560 Yıllık Mahallede Tehlike Çanları Çalıyor
İstanbul'un fethinde kurulan Bedrettin Mahallesi, Havaray ve tüp tünel inşaatı için yıkılacak.
Haliç Tersaneleri’ndeki projenin geleceği belirsizliğini korurken bu bölgede, geçmişi İstanbul’un fethine kadar uzanan mahallelerin durumu kaygı uyandırıyor. Osmanlı’nın ilk döneminde kurulan ve fetihte gemi inşaatında çalışan işçiler için yapılan evlerin hâlâ ayakta olduğu Bedrettin Mahallesi onlardan biri...
Beyoğlu’nda bulunan Bedrettin Mahallesi’ndeki evlerin tamamının tapusu var. Yüzde 98’i özel mülkiyet olan binaların yüzde 2’si de vakıf malı. Mahalle 20 yıl önce tarihî sit alanı ilan edilmişti.

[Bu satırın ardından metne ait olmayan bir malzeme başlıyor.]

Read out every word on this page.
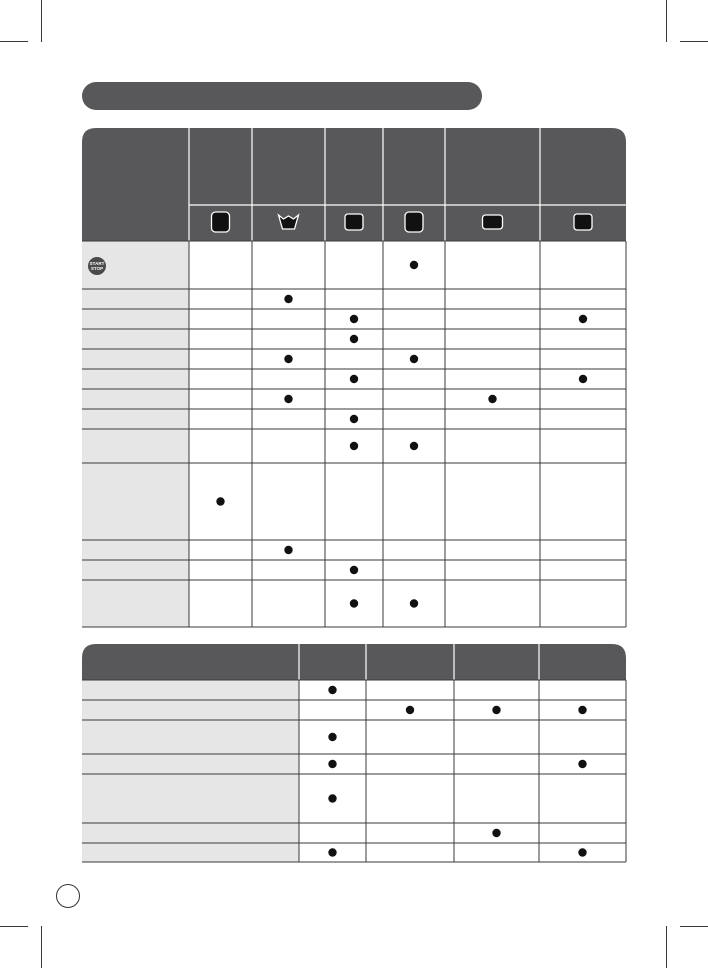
START
STOP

Sit alanı ilanıyla birlikte mahalleli evlerinde hiçbir tamirat yapamadı. Bu nedenle eskiyen evler, Beyoğlu’nun 2009 ve 2010 yıllarında çıkardığı 1/1000’lik ve 1/5000’lik planlarda turizm, özelleştirme ve yenileme alanı olarak ilan edildi.
Plan hayata geçemeden Bedrettin Mahallesi Derneği’nin de aralarında bulunduğu Beyoğlu Semt Dernekleri’nin açtığı itiraz davası sonucu planlar iptal edildi. Ne var ki planın iptali de mahalle sakinlerinin endişelerini gideremedi.
Geçtiğimiz 30 Mart yerel seçimleri öncesinde Büyükşehir Belediye Başkanı Kadir Topbaş’ın iki seçim vaadi de bu tarihi mahalleyi etkiliyor. Şişhane-Mecidiyeköy arası yapılması planlanan Havaray’ın ilk istasyonu bu mahallenin bir bölümünden geçiyor. Küçük ve sıkışık bu mahallede durağın yapılması için tarihi binaların bir kısmının yıkılması gerekecek. 560 yıllık mahalledeki tek tehlike de bu değil. Topbaş’ın bir diğer projesi olan Unkapanı Köprüsü’nün yıkılarak denizin altına tüp geçit yapılması da mahalleyi etkileyecek. Bu projenin bağlantı yollarından biri mahalleden geçecek.
İhsan Oktay Anar’ın romanlarında geçen bu tarihî mahalledeki evlerin tamamına yakını 500 yılı aşkın süredir ayakta. 1453 yılında kurulan Bedrettin Mahallesi, Haliç Tersanesi’nde çalıştırılan; Libya, Mısır ve Suriyeli işçiler için kurulmuştu. Bedrettin Mahallesi Dernek Başkanı Süleyman Songur şunları söyledi: “O zamanki işçiler daha sonra bu evlerden gitti ve yerlerine Romanlar yerleştirildi. O günden kalan iki soy hâlâ mahallede ikamet ediyor. Mahallemizin zarar görmesini istemiyoruz. Mahallenin yenilenmesini isteriz. Ama bu yenileme sürecinin bizleri yerimizden etmeden gerçekleşmesi gerekiyor. Ayrıca Beyoğlu Belediyesi’nin yapacağı yeni imar planlarında bizler de söz sahibi olmak istiyoruz.”